Rails was serving successfully, just the queue was longer than the timeout. The heavier the load, the longer the queue. This was the death spiral we were encountering. The fix for this was actually fairly trivial. When Apache wrote the request to the Rails instance it would include a header that contained the time stamp of when the request was initiated. Rails, when reading the request could then calculate how long the request had before Apache would give up completely. If we were too close to that line we could just serve a very quick and cheap 502 rather than wasting time and resources responding to a request that had already been timed out.

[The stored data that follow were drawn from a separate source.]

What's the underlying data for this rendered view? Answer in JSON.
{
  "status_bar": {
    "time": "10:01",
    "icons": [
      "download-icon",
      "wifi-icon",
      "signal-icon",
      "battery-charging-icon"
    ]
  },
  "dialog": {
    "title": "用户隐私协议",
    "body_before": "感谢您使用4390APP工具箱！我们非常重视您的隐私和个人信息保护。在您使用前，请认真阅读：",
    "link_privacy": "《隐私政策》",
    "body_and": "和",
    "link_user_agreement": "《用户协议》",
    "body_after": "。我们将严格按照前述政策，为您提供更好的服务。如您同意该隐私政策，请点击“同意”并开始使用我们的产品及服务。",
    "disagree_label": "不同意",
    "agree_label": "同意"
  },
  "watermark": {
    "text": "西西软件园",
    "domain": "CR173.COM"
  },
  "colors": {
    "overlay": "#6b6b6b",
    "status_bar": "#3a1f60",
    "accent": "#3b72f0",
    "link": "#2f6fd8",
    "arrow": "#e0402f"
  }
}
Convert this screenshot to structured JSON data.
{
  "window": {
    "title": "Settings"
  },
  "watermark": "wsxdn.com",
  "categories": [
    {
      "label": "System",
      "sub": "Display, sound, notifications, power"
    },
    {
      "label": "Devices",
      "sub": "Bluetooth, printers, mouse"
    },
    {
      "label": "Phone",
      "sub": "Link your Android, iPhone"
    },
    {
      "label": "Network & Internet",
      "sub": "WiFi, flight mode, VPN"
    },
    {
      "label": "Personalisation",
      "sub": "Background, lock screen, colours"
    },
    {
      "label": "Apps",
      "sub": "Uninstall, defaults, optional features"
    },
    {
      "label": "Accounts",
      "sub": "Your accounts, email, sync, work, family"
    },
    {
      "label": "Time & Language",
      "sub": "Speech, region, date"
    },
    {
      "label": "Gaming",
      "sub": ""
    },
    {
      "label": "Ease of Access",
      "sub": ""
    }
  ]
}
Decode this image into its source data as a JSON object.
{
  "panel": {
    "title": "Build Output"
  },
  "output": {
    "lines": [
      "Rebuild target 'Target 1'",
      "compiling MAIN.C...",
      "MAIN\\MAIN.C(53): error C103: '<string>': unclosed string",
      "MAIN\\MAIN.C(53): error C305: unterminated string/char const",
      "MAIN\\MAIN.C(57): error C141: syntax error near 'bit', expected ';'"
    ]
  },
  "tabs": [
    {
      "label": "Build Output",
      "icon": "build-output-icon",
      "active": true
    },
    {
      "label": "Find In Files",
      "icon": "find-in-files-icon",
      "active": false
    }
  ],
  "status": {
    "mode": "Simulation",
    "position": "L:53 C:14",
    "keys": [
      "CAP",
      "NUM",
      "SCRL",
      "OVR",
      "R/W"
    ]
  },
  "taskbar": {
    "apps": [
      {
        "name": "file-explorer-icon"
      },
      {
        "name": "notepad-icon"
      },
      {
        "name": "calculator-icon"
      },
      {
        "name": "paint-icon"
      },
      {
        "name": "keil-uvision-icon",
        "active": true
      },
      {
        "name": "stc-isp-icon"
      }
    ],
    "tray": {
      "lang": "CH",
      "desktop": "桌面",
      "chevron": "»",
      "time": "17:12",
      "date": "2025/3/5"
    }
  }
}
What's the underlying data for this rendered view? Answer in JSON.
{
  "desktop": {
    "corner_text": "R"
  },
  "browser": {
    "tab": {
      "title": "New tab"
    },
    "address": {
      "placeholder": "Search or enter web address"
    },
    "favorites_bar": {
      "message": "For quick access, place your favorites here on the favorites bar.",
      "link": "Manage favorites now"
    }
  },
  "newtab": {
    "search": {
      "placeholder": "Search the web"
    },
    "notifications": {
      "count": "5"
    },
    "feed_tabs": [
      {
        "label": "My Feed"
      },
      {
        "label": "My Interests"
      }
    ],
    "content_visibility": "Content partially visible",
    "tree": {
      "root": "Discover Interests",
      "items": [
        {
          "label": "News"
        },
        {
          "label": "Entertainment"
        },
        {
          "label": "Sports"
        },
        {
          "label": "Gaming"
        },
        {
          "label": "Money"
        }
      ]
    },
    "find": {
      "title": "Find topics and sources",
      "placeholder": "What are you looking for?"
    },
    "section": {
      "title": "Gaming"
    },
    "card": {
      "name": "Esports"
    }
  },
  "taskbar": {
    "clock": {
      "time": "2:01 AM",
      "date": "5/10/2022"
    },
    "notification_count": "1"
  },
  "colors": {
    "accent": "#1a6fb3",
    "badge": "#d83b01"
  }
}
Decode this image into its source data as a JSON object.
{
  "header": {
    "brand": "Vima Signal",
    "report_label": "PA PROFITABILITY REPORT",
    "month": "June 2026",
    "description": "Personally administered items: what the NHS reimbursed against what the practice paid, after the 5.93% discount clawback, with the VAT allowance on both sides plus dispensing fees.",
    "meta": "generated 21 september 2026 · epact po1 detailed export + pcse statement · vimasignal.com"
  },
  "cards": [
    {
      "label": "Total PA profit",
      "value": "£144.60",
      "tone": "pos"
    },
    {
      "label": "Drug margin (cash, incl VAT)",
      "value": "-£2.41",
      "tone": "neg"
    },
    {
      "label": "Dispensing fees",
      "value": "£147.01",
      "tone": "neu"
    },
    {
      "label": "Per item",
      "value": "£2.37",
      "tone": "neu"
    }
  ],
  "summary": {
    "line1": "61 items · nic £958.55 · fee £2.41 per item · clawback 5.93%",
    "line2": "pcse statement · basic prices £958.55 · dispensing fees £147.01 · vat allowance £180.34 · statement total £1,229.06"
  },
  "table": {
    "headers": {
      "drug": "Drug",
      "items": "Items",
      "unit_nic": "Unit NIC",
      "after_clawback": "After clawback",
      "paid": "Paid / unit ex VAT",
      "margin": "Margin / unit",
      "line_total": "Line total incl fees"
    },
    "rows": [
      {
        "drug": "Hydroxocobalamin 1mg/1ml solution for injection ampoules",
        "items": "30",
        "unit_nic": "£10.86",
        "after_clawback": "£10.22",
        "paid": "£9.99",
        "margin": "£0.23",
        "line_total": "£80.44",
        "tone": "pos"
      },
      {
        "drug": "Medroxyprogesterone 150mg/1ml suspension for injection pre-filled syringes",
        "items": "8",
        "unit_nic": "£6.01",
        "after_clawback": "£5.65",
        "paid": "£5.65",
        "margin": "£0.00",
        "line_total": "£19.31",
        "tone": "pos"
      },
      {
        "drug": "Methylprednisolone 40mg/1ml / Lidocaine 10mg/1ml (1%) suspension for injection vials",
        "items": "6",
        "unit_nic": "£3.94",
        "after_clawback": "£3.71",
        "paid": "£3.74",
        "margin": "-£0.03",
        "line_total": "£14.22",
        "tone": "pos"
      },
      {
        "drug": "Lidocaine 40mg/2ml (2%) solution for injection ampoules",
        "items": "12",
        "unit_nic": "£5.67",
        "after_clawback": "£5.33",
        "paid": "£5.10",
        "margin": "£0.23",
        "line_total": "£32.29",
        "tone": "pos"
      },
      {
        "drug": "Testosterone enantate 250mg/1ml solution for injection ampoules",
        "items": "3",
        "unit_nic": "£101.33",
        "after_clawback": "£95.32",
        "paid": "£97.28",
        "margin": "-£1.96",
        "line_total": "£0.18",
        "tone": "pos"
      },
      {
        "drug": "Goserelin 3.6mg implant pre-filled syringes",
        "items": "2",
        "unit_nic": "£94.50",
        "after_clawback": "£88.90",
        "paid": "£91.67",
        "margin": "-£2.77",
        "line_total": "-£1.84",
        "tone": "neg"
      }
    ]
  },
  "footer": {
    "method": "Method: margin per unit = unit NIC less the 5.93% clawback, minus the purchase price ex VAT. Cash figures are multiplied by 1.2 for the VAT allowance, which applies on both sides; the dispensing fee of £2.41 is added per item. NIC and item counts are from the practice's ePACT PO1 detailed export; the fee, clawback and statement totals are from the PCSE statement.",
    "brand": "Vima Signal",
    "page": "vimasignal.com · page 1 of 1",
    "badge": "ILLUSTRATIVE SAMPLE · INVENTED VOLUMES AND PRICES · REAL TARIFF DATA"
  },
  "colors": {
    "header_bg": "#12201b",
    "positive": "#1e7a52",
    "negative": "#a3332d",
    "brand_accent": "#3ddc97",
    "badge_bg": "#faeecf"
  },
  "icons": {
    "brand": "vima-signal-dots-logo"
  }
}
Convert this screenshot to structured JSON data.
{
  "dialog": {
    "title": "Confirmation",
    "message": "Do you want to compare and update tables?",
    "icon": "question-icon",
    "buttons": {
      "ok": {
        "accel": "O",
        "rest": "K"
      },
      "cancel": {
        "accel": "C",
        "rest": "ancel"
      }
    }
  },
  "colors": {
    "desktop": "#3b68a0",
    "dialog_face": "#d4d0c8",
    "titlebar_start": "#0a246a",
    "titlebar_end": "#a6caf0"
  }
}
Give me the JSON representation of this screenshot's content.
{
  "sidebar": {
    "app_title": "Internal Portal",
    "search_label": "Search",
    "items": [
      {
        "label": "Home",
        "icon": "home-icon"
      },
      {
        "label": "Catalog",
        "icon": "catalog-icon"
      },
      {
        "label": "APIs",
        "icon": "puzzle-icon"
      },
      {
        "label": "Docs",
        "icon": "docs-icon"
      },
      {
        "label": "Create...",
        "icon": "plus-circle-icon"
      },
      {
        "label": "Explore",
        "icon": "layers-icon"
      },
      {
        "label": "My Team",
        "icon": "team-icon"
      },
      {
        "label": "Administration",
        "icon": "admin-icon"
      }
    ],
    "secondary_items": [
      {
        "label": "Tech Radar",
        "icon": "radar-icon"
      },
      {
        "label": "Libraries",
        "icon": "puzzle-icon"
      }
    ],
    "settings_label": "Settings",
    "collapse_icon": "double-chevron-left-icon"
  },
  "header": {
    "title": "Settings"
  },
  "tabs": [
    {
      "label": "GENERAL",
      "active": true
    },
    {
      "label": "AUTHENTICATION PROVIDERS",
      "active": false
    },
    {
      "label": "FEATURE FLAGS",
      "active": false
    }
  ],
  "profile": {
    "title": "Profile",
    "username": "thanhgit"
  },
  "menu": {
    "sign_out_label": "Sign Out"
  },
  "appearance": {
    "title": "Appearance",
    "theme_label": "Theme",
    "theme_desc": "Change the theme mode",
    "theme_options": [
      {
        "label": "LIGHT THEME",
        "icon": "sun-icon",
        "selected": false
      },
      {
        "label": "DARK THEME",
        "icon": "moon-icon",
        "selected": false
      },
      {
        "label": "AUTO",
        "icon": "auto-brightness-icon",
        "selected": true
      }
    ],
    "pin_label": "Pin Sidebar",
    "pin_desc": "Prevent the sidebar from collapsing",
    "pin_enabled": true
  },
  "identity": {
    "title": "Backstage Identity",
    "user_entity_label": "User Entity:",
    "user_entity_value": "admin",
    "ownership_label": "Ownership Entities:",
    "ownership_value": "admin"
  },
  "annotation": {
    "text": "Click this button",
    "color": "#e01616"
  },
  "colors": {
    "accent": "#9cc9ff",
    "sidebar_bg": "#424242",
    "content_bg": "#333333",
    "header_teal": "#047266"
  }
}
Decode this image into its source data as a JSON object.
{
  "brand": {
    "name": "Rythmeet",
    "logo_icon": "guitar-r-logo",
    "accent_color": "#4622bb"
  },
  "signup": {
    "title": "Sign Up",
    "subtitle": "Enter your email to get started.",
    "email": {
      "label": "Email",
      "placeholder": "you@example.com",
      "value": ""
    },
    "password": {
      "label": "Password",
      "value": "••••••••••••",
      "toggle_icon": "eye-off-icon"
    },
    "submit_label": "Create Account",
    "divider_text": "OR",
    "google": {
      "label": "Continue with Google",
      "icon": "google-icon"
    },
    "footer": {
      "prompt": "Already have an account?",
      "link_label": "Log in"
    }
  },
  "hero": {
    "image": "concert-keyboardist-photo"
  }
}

This feature was called the ‘Whalinator’ (never let nerds name things!)

Testing the solution.

This function was put in place before the final World Cup games. Interestingly for the next game we didn’t see a massive sustained level of errors. At a few points we saw error spikes but they would subside and the site would return to greater than 99% success rates. We set a rule that if the error rate spiked over 10% we would turn off the Whalinator to see if that would help. We would then wait ten minutes to observe the effects.

At one point in the game we hit 10% errors, so we turned of the Whalinator and the effects where immediate and terrible. The error rate spiked up to beyond 60%, the whole site become non responsive, and basically everything went completely sideways. Rather than wait ten minutes we turned the Whalinator back on immediately and the error rate dropped back down to sub 5%. We had found our fix.

Lessons learned

This ended up being an absolutely amazing demonstration of proper incident management in action. We removed the noise that can be created by people not responding, we created a system that allowed us to learn from the ongoing issues without immediately reacting and losing debugging data, and we created a well defined process for owning the resolution. After this we had a clearly established Incident Manager on-call role with a select group of people that knew the system well enough to answer those pages.

For me at least this moment represented a mentality shift in the way that Twitter dealt with reliability as a function. It was no longer an afterthought and it started being an actual practiced form of engineering. It also opened doors to be able to solve problems closer to design time rather than just when they presented themselves publicly.

Shout outs

This event was significant at Twitter to me and several other people and it would be remiss of me not to call them out as well: Jonathan Reichhold, Jeff Hodges, as well as Mike Abbott. There were also a pile of others that helped at various points along the way that I am unfairly forgetting in my old age I am sure.